Institutionelle nutzen den Rücksetzer

Während die Marktstimmung im Bereich "Extreme Angst" verharrt und viele Kleinanleger Gewinne mitnehmen, agieren professionelle Marktteilnehmer antizyklisch. XRP-ETFs verzeichneten in der Woche bis zum 19. Dezember Zuflüsse von rund 82 Millionen US-Dollar. Seit Handelsstart flossen damit über 1,1 Milliarden US-Dollar in diese Produkte. Diese Divergenz zwischen fallenden Spot-Preisen und steigendem institutionellen Interesse legt nahe, dass die aktuellen Niveaus von langfristig orientierten Investoren als attraktive Einstiegsgelegenheit gewertet werden.

Fundamentale Weichenstellung für 2026

Ungeachtet der Preisentwicklung zeigt das XRP-Ledger (XRPL) eine stabile Netzwerknutzung und hat kürzlich die Marke von 4 Milliarden Transaktionen überschritten. Ripple bereitet zudem für Anfang 2026 wichtige Updates vor:
* Lending-Protokoll: Vorbehaltlich der Zustimmung der Validatoren soll im Januar 2026 ein natives Protokoll eingeführt werden, das direkte Kreditgeschäfte auf der Blockchain ermöglicht.
* Stablecoin-Expansion: Im ersten Quartal ist eine Ausweitung des USD-gekoppelten Stablecoins RLUSD geplant, um die Liquidität besonders in asiatischen Märkten zu vertiefen.
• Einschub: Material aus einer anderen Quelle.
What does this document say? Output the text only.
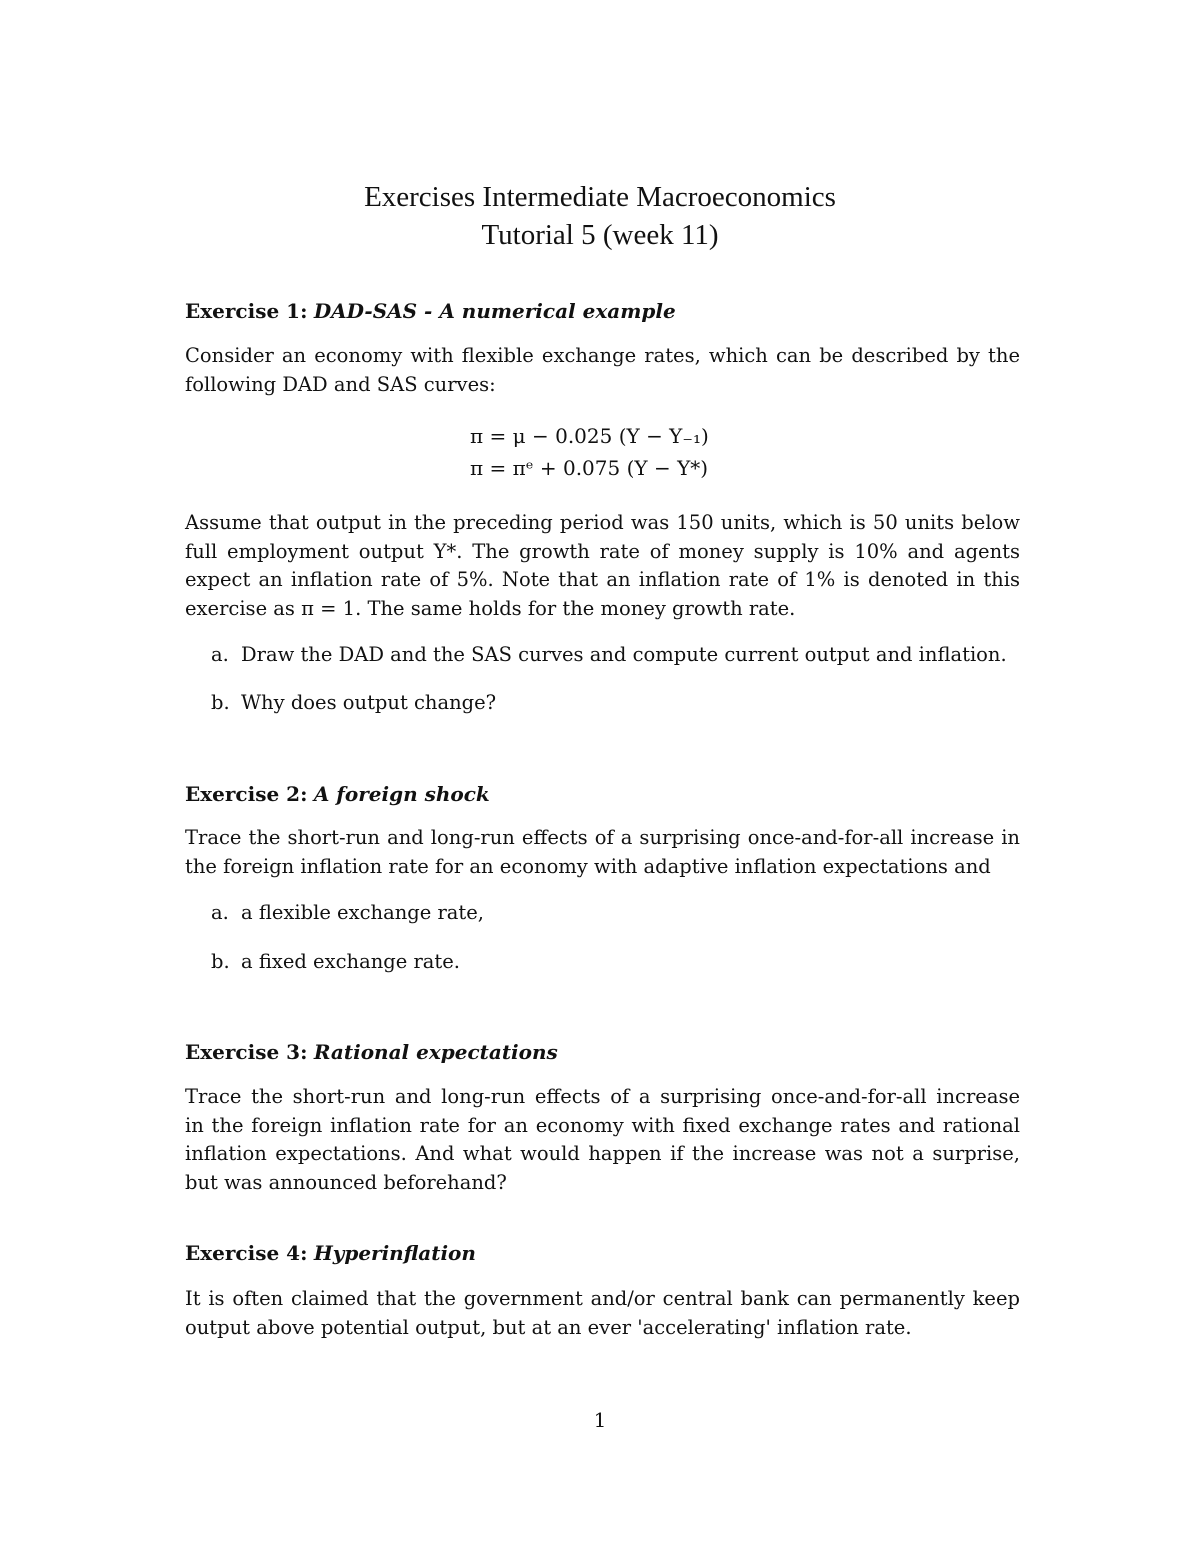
Exercises Intermediate Macroeconomics
Tutorial 5 (week 11)
Exercise 1: DAD-SAS - A numerical example
Consider an economy with flexible exchange rates, which can be described by the
following DAD and SAS curves:
π = μ − 0.025 (Y − Y₋₁)
π = πᵉ + 0.075 (Y − Y*)
Assume that output in the preceding period was 150 units, which is 50 units below
full employment output Y*. The growth rate of money supply is 10% and agents
expect an inflation rate of 5%. Note that an inflation rate of 1% is denoted in this
exercise as π = 1. The same holds for the money growth rate.
a. Draw the DAD and the SAS curves and compute current output and inflation.
b. Why does output change?
Exercise 2: A foreign shock
Trace the short-run and long-run effects of a surprising once-and-for-all increase in
the foreign inflation rate for an economy with adaptive inflation expectations and
a. a flexible exchange rate,
b. a fixed exchange rate.
Exercise 3: Rational expectations
Trace the short-run and long-run effects of a surprising once-and-for-all increase
in the foreign inflation rate for an economy with fixed exchange rates and rational
inflation expectations. And what would happen if the increase was not a surprise,
but was announced beforehand?
Exercise 4: Hyperinflation
It is often claimed that the government and/or central bank can permanently keep
output above potential output, but at an ever 'accelerating' inflation rate.
1
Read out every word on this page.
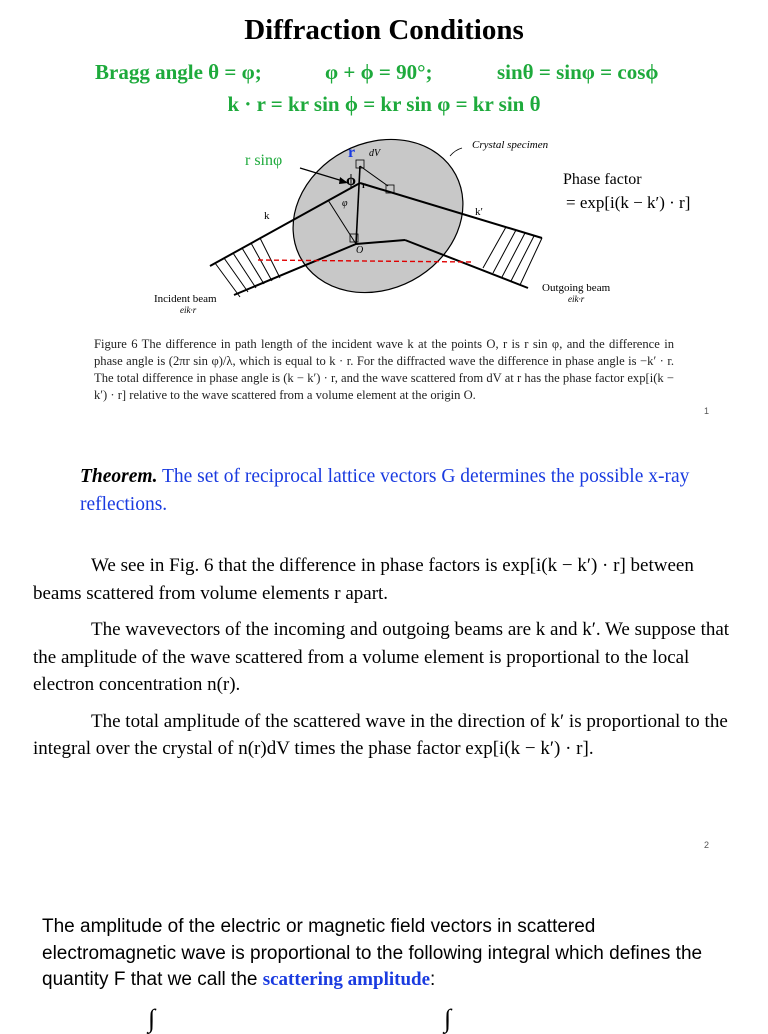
Diffraction Conditions
Bragg angle θ = φ;	φ + ϕ = 90°;	sinθ = sinφ = cosϕ
k · r = kr sin ϕ = kr sin φ = kr sin θ
Crystal specimen
r sinφ	r dV
ϕ r
φ
k	k′
O
Phase factor
= exp[i(k − k′) · r]
Incident beam
eik·r
Outgoing beam
eik·r
Figure 6 The difference in path length of the incident wave k at the points O, r is r sin φ, and the difference in phase angle is (2πr sin φ)/λ, which is equal to k · r. For the diffracted wave the difference in phase angle is −k′ · r. The total difference in phase angle is (k − k′) · r, and the wave scattered from dV at r has the phase factor exp[i(k − k′) · r] relative to the wave scattered from a volume element at the origin O.
1
Theorem. The set of reciprocal lattice vectors G determines the possible x-ray reflections.

We see in Fig. 6 that the difference in phase factors is exp[i(k − k′) · r] between beams scattered from volume elements r apart.

The wavevectors of the incoming and outgoing beams are k and k′. We suppose that the amplitude of the wave scattered from a volume element is proportional to the local electron concentration n(r).

The total amplitude of the scattered wave in the direction of k′ is proportional to the integral over the crystal of n(r)dV times the phase factor exp[i(k − k′) · r].

2
The amplitude of the electric or magnetic field vectors in scattered electromagnetic wave is proportional to the following integral which defines the quantity F that we call the scattering amplitude:
∫	∫
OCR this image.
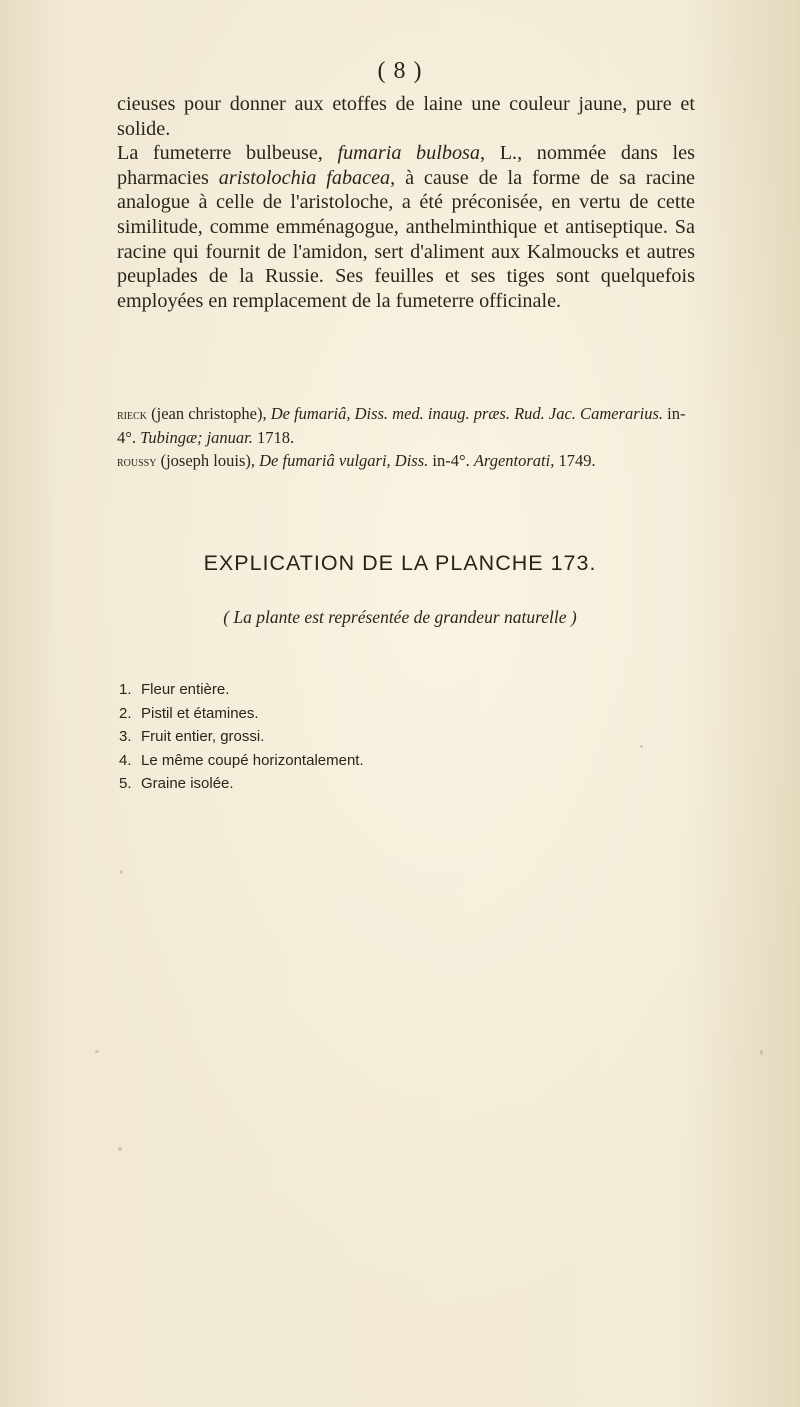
( 8 )

cieuses pour donner aux etoffes de laine une couleur jaune, pure et solide.

La fumeterre bulbeuse, fumaria bulbosa, L., nommée dans les pharmacies aristolochia fabacea, à cause de la forme de sa racine analogue à celle de l'aristoloche, a été préconisée, en vertu de cette similitude, comme emménagogue, anthelminthique et antiseptique. Sa racine qui fournit de l'amidon, sert d'aliment aux Kalmoucks et autres peuplades de la Russie. Ses feuilles et ses tiges sont quelquefois employées en remplacement de la fumeterre officinale.

rieck (jean christophe), De fumariâ, Diss. med. inaug. præs. Rud. Jac. Camerarius. in-4°. Tubingæ; januar. 1718.

roussy (joseph louis), De fumariâ vulgari, Diss. in-4°. Argentorati, 1749.

EXPLICATION DE LA PLANCHE 173.
( La plante est représentée de grandeur naturelle )
1. Fleur entière.
2. Pistil et étamines.
3. Fruit entier, grossi.
4. Le même coupé horizontalement.
5. Graine isolée.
Zum Jahresende 2025 steht XRP an einem Scheideweg. Während die fundamentale Entwicklung mit neuen Protokollen und anhaltendem ETF-Interesse intakt ist, dominiert kurzfristig die technische Korrektur. Für den weiteren Verlauf ist die Verteidigung der Marke bei 1,80 US-Dollar entscheidend, um einen Rückfall auf 1,62 US-Dollar vor dem Jahreswechsel abzuwenden.